De kenmerken van LDAP zijn voor elk product verschillend. Daarom moeten niet alle spaties worden ingevoerd, maar moeten de juiste attribuutwaarden worden ingevoerd voor elk gebruikt product.
– Als u het juiste attribuut niet kent, kunt u het attribuut bekijken met behulp van een LDAP-beheerder of via een tool zoals LDAP explorer.
De beschrijving van elk item is als volgt:
ObjectClass = Voer het LDAP-kenmerk in wat het klassetype van het object betekent.
ObjectClass (User) = Voer de ObjectClass-naam in die overeenkomt met de ID.
UID = Voer het LDAP-kenmerk in dat ISS als ID zal gebruiken.
DisplayName = Voer het LDAP-kenmerk in dat ISS zal gebruiken als de naam voor ID.
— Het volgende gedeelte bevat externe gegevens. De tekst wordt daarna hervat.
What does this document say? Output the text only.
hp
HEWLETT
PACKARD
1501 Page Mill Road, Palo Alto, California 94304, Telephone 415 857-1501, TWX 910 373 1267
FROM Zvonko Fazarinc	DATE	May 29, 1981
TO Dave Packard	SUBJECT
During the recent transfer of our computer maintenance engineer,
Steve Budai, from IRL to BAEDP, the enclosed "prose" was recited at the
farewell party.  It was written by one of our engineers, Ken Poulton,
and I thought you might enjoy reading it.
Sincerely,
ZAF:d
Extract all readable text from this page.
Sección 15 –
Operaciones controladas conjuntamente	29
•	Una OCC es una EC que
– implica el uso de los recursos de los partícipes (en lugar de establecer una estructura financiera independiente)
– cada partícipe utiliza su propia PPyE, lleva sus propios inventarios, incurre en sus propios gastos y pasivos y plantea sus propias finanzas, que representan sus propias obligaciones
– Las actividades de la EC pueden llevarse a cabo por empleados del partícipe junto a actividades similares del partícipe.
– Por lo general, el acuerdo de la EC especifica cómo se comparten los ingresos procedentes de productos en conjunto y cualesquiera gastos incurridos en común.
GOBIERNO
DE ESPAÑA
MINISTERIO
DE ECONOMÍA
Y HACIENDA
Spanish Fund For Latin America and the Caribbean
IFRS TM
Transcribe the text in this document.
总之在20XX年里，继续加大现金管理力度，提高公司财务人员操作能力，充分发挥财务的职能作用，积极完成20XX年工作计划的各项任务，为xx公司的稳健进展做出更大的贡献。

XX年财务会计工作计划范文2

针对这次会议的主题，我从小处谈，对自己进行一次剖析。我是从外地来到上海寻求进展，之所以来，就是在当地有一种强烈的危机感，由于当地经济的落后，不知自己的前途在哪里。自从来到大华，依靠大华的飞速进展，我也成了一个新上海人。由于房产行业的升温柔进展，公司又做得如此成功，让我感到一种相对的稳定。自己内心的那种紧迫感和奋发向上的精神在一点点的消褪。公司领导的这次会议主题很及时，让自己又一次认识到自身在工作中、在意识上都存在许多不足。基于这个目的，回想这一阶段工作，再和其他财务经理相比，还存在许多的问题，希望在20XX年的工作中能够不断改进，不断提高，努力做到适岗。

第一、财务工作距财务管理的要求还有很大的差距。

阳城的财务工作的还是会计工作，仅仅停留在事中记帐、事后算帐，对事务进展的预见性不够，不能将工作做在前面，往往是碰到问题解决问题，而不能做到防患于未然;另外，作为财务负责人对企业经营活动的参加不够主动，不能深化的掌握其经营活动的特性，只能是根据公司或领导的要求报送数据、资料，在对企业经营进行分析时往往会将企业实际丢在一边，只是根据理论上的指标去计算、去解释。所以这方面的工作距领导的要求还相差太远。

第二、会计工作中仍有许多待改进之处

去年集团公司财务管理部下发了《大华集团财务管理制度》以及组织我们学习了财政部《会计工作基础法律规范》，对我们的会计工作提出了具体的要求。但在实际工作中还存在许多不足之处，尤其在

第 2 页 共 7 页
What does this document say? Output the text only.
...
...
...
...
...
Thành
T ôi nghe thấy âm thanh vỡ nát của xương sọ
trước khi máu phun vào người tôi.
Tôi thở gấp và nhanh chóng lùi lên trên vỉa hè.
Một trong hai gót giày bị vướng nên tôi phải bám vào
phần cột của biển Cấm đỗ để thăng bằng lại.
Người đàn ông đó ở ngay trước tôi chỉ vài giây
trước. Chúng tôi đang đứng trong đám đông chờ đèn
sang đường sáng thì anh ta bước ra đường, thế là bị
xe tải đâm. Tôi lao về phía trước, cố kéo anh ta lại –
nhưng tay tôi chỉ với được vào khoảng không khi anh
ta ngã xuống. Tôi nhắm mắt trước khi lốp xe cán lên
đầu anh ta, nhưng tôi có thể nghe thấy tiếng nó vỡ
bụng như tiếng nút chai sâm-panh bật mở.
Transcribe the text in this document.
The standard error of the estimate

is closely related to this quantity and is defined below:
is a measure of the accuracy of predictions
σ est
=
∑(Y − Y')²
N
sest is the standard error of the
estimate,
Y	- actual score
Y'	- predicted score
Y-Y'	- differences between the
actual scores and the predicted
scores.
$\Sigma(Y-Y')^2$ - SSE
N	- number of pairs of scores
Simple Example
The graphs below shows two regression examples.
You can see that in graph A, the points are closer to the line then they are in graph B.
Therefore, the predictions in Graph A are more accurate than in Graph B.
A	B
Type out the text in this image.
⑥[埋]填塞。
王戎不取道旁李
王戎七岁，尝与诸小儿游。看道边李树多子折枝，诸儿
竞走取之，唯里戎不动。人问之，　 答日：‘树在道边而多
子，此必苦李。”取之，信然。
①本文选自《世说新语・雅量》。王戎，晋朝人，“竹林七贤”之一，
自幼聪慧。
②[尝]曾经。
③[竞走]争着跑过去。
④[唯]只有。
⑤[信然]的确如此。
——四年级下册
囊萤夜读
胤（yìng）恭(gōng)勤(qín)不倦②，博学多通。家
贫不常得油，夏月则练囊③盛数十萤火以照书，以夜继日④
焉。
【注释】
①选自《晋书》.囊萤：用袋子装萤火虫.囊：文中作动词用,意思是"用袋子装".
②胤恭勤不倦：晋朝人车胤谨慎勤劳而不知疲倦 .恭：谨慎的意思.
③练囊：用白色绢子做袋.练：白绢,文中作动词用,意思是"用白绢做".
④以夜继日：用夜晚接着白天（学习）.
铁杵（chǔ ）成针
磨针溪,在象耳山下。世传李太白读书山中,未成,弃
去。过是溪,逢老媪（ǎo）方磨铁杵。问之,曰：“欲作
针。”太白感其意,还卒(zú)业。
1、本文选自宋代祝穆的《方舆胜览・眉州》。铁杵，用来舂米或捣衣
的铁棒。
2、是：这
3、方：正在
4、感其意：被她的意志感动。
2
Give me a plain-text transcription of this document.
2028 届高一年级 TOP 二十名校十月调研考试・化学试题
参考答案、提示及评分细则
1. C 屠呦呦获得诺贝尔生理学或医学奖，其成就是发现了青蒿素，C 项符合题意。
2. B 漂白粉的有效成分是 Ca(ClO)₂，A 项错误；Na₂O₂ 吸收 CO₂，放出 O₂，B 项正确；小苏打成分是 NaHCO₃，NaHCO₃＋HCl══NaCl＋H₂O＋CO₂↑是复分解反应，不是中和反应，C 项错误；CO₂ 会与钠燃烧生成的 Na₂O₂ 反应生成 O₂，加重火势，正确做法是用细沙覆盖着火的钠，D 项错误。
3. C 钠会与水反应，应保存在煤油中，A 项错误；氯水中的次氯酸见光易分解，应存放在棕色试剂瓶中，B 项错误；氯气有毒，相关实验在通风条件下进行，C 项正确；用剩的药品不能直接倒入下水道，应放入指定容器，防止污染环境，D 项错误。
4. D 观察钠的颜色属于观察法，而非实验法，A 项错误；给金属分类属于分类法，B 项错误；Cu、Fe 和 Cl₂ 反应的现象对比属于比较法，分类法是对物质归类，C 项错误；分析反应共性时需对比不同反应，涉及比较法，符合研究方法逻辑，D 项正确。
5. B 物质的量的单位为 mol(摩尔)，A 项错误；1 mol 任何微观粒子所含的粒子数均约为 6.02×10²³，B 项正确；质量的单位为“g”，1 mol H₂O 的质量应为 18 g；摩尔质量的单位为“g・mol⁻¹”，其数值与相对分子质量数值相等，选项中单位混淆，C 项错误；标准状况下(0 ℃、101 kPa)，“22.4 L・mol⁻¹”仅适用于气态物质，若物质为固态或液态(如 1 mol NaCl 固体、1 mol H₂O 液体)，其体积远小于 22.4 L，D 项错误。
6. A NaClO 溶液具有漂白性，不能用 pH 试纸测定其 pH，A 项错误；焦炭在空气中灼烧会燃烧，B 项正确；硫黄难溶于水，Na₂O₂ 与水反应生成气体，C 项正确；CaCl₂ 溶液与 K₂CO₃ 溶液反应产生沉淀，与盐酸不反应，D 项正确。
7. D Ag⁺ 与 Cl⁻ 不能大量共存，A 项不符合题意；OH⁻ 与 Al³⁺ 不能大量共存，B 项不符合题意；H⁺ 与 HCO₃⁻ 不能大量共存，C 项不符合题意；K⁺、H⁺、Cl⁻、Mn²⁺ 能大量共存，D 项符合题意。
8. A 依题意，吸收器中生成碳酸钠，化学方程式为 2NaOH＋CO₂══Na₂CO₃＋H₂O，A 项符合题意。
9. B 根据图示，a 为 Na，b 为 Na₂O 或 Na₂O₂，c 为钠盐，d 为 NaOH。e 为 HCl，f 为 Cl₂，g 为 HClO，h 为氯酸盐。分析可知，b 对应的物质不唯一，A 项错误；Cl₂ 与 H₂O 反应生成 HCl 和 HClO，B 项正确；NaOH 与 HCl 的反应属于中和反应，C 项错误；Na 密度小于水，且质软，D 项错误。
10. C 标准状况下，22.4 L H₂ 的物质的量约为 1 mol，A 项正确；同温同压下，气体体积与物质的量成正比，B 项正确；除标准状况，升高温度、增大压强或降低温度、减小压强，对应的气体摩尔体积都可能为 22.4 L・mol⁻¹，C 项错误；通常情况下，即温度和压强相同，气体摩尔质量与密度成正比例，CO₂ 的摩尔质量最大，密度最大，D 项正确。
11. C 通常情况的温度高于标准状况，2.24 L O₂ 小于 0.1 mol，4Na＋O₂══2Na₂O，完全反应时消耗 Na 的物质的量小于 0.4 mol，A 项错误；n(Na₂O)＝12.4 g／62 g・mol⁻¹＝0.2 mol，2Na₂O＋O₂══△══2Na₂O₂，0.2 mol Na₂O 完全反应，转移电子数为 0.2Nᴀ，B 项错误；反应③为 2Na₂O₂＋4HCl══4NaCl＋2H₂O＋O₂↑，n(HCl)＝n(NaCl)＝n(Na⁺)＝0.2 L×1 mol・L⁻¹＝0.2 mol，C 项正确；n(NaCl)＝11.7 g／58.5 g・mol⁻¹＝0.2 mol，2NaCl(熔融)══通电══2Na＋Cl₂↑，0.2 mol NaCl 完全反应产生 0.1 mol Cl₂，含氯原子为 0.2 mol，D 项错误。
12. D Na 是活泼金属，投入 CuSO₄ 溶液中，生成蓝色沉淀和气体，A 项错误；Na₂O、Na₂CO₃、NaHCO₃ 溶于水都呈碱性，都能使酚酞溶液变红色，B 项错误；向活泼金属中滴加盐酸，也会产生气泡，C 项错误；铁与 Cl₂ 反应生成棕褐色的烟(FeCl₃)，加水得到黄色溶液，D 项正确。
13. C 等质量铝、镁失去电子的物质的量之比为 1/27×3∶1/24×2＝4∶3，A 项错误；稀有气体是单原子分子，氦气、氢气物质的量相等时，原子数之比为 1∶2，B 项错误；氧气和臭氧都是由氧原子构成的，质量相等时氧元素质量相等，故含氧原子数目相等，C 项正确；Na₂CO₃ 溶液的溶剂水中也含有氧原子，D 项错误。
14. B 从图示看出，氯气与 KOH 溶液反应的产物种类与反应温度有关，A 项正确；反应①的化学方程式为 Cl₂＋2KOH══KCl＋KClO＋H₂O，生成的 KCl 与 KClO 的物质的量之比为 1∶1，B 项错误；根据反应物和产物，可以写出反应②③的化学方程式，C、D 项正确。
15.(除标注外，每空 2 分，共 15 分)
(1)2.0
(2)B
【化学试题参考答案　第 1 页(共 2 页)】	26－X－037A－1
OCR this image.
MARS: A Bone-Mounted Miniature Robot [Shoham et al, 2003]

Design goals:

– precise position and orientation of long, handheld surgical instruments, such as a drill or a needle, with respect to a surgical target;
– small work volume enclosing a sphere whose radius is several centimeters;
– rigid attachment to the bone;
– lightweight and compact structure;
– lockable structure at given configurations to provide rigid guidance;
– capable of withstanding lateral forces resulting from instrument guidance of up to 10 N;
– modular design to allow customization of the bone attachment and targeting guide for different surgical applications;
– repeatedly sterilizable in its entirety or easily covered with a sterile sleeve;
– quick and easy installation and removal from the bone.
Mail = Voer het LDAP-kenmerk in dat ISS zal gebruiken als het e-mailadres voor een ID.
PhoneNumber = Voer het LDAP-kenmerk in dat ISS zal gebruiken als telefoonnummer voor een ID.
Groups = Het ISS voert het LDAP-kenmerk in met de groepsinformatie voor de LDAP.
* Hierboven is voor Windows Active Directory. (Active Directory kan worden gebruikt als een LDAP-server).